Creditors, federal regulators, state attorneys general and jilted employees of ITT Educational Services have laid claim to the remaining assets of one of the nation’s largest for-profit college operators in bankruptcy court. Absent from the line of those seeking redress, however, are the thousands of students who say they were defrauded by the chain. That is, until now.
A group of former students at ITT Technical Institutes on Tuesday filed a lawsuit against the parent company to ensure participation in bankruptcy proceedings. The group is asserting claims against the company of consumer protection violations and breach of contract, and asks for class-wide status to cover anyone who attended ITT Tech in the past 10 years. The group is also seeking an injunction to stop the collection of private loans administered by ITT, which ran an in-house lending program that is at the center of two federal lawsuits.

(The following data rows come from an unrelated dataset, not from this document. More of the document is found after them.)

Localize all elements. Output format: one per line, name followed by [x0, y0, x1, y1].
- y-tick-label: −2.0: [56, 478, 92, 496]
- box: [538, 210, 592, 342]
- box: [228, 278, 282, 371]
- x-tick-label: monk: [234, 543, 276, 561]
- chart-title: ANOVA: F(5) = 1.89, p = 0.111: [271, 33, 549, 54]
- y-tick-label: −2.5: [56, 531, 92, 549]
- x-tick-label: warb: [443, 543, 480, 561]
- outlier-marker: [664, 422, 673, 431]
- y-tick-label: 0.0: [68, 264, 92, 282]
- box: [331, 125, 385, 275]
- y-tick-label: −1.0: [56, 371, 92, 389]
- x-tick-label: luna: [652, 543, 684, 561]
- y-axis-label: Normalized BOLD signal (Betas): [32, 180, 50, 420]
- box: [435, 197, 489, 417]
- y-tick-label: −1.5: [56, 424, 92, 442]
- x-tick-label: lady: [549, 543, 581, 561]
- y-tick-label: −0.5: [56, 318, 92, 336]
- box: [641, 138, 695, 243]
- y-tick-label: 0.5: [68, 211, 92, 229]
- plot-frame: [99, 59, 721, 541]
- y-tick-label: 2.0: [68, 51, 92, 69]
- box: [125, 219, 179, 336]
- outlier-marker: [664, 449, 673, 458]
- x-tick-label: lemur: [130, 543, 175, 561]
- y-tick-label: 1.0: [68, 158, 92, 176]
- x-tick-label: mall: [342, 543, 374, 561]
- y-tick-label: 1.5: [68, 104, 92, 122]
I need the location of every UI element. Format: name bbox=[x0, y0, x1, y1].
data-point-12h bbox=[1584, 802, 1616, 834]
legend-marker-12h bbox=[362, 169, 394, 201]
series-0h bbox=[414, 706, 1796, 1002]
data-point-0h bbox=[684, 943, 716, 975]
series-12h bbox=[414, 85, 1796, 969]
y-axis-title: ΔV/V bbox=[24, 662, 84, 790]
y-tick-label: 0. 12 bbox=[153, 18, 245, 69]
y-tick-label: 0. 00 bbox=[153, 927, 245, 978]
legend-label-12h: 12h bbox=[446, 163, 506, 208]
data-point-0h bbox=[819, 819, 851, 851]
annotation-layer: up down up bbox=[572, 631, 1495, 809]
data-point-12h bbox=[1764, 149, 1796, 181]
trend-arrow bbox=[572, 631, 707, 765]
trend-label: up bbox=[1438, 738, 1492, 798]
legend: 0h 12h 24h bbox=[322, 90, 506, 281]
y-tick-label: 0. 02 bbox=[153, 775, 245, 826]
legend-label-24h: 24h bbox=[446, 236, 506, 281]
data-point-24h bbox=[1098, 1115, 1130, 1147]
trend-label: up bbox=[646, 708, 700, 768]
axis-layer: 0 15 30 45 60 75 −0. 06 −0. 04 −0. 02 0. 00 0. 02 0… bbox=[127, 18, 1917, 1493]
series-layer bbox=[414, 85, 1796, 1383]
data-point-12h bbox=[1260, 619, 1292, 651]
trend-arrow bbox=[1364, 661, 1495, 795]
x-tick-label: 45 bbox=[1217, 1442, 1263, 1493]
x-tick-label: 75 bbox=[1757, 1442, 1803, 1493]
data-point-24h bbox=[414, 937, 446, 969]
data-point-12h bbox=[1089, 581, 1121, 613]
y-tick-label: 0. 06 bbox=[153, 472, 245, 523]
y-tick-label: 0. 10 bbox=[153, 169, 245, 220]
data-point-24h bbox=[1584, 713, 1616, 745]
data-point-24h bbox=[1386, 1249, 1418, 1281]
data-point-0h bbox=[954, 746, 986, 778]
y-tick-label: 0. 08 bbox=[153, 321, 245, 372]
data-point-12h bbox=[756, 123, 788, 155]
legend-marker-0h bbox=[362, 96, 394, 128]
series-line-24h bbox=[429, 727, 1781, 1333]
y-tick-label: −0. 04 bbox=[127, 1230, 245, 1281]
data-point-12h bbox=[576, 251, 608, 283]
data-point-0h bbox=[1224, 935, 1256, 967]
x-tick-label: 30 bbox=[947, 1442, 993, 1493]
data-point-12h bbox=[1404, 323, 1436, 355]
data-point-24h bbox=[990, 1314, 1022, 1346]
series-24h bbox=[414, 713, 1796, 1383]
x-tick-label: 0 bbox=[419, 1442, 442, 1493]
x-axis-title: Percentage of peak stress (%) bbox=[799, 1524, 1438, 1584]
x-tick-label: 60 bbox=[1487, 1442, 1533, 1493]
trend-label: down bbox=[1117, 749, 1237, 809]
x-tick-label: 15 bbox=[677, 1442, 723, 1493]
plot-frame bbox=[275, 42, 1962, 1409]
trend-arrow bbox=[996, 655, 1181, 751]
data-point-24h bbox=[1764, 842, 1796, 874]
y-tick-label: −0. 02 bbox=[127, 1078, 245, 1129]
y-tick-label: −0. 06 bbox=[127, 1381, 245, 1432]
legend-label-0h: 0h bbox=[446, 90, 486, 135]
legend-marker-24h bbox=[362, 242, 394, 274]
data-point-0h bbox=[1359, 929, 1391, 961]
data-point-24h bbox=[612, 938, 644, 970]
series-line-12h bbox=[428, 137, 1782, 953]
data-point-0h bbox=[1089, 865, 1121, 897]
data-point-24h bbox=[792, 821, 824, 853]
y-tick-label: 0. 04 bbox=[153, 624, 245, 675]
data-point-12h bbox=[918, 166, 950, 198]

“There are a lot of people making claims on the estate, and it’s really important to get students’ experiences out there and that they’re creditors of ITT as well,” said Eileen Connor, counsel for the students.
She estimates the students’ claims at $7.3 billion, roughly the amount of student loan revenue ITT Tech took in over the past 10 years. Connor, who is also an attorney at the Project on Predatory Student Lending at Harvard Law School, said it was critical to file the lawsuit now because the claim deadline is at the end of the month, something she suspects few students know.